Article Text
Abstract
Background Bulevirtide (BLV) is a first-in-class entry inhibitor for chronic hepatitis D (CHD) which was conditionally approved in the EU. Results from the Week 48 primary endpoint analysis for MYR301, a phase 3 randomized study, showed monotherapy with BLV at 2 or 10 mg/d given subcutaneously was superior to no active anti-HDV treatment e. Here, we present findings from the predefined week 96 interim analysis of this ongoing study.
Methods 150 patients with CHD were randomized and stratified: Arm A: no active anti-HDV treatment for 48 weeks followed by BLV 10mg/d for 96 weeks (n=51), and Arms B or C: immediate treatment with BLV at 2 mg/d (n=49) or 10 mg/d (n=50), respectively, each for 144 weeks, with follow-up of 96 weeks after end of treatment. The combined response was defined as undetectable HDV RNA or decrease by ≥2 log10 IU/mL from baseline and ALT normalization; other endpoints included viral response, ALT normalization, log10 change in HDV RNA and change in liver stiffness by transient elastography.

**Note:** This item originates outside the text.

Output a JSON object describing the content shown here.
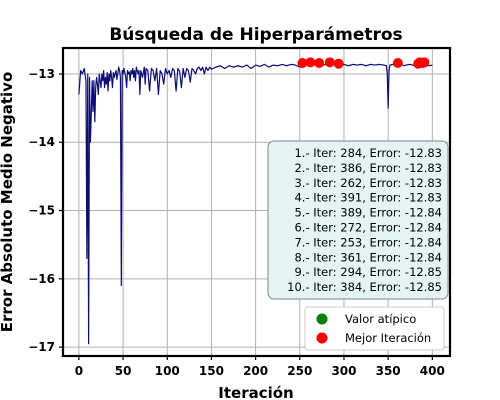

Results At W24, 62% of participants were VR, of which 30 had ALT WNL, 22 were PR, of which 12 had ALT WNL, and 14 were NR, of which 2 had ALT WNL. (IDDF2024-ABS-0267 Table 1) Of the 36 NR or PR at W24 vs VR, mean baseline HDV RNA and median ALT at W96 were as follows: VR [5.1 log10 IU/mL, 77 U/mL], PR [4.9 log10 IU/mL, 120 U/mL], and NR [4.4 log10 IU/mL, 156 U/mL]. Of 22 PR participants at W24, 18 became VR by W96; 15 with ALT WNL) and 3 remained PR; 2 with ALT WNL.
Conclusions BLV continues to be safe and well tolerated as monotherapy for CHD through Week 96. Virological and biochemical responses increased with longer-term therapy.